- Developer(s): Strategic Simulations
- Publisher(s): Strategic Simulations
- Designer(s): Paul Murray
- Platform(s): Apple II, Atari 8-bit, Commodore 64
- Release: 1982: Atari 8-bit, Apple II 1984: C64
- Genre(s): Simulation, strategy
- Mode(s): Single-player

= The Cosmic Balance =

1982 video game

The Cosmic Balance is a game designed by Paul Murray and published in 1982 for the Apple II and Atari 8-bit computers by Strategic Simulations (SSI). It was later released for the Commodore 64. A sequel, Cosmic Balance II, also designed by Paul Murray for SSI, was released in 1983.

==Gameplay==

This video game is a computerized turn-based version of tactical combat simulation very similar to the Star Fleet Battles pen-paper-map-counter game. While Star Fleet Battles is explicitly set in the Star Trek universe, The Cosmic Balance is not. That said, the first (and closest to a tutorial) scenario in the game re-creates a meeting between Starship Enterprise and USS Reliant, like in the film Star Trek II: The Wrath of Khan.

Ship design is an exercise in resource management, with power, drives, defensive systems, and weapons all vying for a finite amount of hull space.

===Weapons===
- Light, Heavy, and Siege Phasers,
- Disruptors,
- Photon and Plasma Torpedoes,
- Light and Heavy Seekers (drones),
- Fighter Squadrons (a swarm of robot shuttles),
- and Transporters.

In addition to this, the player can set the firing arc of all the direct fire weapons (the bigger the arc, the more space the weapon consumes). Unique to Cosmic Balance, the overall firing arc of any particular direct fire weapon does not need to be contiguous, and can be split into as many as four separate arcs.

===Combat===
Combat is two dimensional but rather than using an orthogonal or hexagon grid, the game utilizes free movement similar to that of some forms of miniature wargaming. Ships have a speed and heading and travel only according to them.

All encounters in the game are at speeds slower than that of the speed of light. After playing ten turns, players have the option to activate their warp drive and escape the scenario. Each turn in the game represents 16 seconds of time and distances are measured in units call Lightmils. A conversion of Lightmils to real-world units is not given.

===Physics===
The game simulates Newton's first law in that a ship will maintain its current speed and heading unless it expends power to change them. The game simulates Newtons second law in that the more massive the ship the more power required to accelerate, decelerate, or maneuver it. The game does not, however, simulate Newton's third law. First, every ship has its own unique maximum speed even though they have no limit in the amount of fuel they carry throughout the course of the game. Second, after spending several turns reaching maximum speed, in the course of one turn a ship can be brought about and end the turn traveling in the exact opposite direction at maximum speed. The game does have an absolute hard coded speed limit, but this is based on a limitation to the user interface and is in no way related to a simulation of Special Relativity.

==Reception==
Chris Smith reviewed SSI's RapidFire Line in The Space Gamer No. 59, and commented that "This is a standard game of starship-to-starship combat, complete with phasers, photons, ECM, shields, and various other chrome. The difference between this game and some other comes before combat: You design your own ships."

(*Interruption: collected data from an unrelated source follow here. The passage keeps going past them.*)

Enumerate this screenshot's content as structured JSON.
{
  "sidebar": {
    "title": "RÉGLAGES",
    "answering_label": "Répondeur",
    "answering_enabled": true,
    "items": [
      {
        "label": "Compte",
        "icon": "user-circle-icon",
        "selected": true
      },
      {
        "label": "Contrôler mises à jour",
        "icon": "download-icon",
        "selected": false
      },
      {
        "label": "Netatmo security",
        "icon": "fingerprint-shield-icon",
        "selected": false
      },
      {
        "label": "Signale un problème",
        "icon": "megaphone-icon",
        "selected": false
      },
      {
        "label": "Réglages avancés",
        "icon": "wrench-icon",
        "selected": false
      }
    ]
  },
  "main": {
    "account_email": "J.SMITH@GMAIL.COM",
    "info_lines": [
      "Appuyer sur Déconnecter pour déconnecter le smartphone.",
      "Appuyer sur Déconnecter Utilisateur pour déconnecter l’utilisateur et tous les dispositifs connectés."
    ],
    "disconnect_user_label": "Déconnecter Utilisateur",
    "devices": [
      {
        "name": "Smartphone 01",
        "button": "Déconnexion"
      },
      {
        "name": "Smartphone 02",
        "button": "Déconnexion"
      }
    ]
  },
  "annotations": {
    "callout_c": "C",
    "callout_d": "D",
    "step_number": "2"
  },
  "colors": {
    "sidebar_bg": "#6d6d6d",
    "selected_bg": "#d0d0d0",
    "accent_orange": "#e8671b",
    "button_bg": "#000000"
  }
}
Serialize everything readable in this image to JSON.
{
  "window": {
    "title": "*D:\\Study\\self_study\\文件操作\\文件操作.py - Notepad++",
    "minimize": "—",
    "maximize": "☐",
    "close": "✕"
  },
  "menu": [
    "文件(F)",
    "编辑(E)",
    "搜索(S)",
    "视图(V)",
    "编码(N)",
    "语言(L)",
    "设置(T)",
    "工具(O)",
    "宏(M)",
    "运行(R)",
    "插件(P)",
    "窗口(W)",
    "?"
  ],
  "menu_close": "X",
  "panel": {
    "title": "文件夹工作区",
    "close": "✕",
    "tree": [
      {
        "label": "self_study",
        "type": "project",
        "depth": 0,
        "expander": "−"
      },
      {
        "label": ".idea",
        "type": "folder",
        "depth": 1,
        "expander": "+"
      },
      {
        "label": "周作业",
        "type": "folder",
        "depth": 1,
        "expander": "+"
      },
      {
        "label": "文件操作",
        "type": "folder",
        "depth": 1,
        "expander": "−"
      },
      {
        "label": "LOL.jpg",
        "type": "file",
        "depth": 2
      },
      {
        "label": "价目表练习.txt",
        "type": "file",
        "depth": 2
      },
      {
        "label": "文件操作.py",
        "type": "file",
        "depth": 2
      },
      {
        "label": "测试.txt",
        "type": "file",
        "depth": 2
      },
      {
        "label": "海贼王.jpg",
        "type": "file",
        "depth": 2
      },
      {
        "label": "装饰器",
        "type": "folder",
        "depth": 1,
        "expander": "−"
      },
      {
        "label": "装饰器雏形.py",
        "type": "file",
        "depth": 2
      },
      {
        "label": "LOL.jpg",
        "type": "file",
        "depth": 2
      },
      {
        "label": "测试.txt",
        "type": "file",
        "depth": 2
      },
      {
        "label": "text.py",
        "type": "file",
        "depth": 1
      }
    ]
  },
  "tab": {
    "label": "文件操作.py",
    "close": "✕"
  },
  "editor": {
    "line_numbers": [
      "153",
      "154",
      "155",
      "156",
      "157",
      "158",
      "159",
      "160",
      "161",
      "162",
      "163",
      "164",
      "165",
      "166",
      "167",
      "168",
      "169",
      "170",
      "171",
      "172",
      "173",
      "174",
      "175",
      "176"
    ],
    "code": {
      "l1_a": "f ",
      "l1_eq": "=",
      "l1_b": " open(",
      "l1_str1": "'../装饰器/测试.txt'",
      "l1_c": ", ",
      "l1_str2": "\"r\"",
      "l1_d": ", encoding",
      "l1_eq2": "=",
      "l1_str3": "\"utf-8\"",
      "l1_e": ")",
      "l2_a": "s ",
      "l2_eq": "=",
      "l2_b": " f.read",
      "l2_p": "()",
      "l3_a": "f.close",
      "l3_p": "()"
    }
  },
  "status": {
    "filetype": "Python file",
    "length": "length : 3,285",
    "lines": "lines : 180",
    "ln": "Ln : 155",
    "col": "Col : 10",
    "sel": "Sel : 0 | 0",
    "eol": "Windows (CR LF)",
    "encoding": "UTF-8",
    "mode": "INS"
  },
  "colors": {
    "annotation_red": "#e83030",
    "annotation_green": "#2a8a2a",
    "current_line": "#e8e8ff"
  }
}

David Long reviewed the game for Computer Gaming World, and stated that "CB is a tactical simulation, one which plays very smoothly and, as noted earlier, almost too quickly. The shipyard. options and the number of scenarios available will keep this one out and in use for a long time. In the meantime I look forward to the strategic galactic conquest game with CB as its combat resolution interface."

In a 1992 survey of science fiction games, Computer Gaming World gave the title three of five stars, stating that it and the sequel Cosmic Balance II "were excellent products in their day".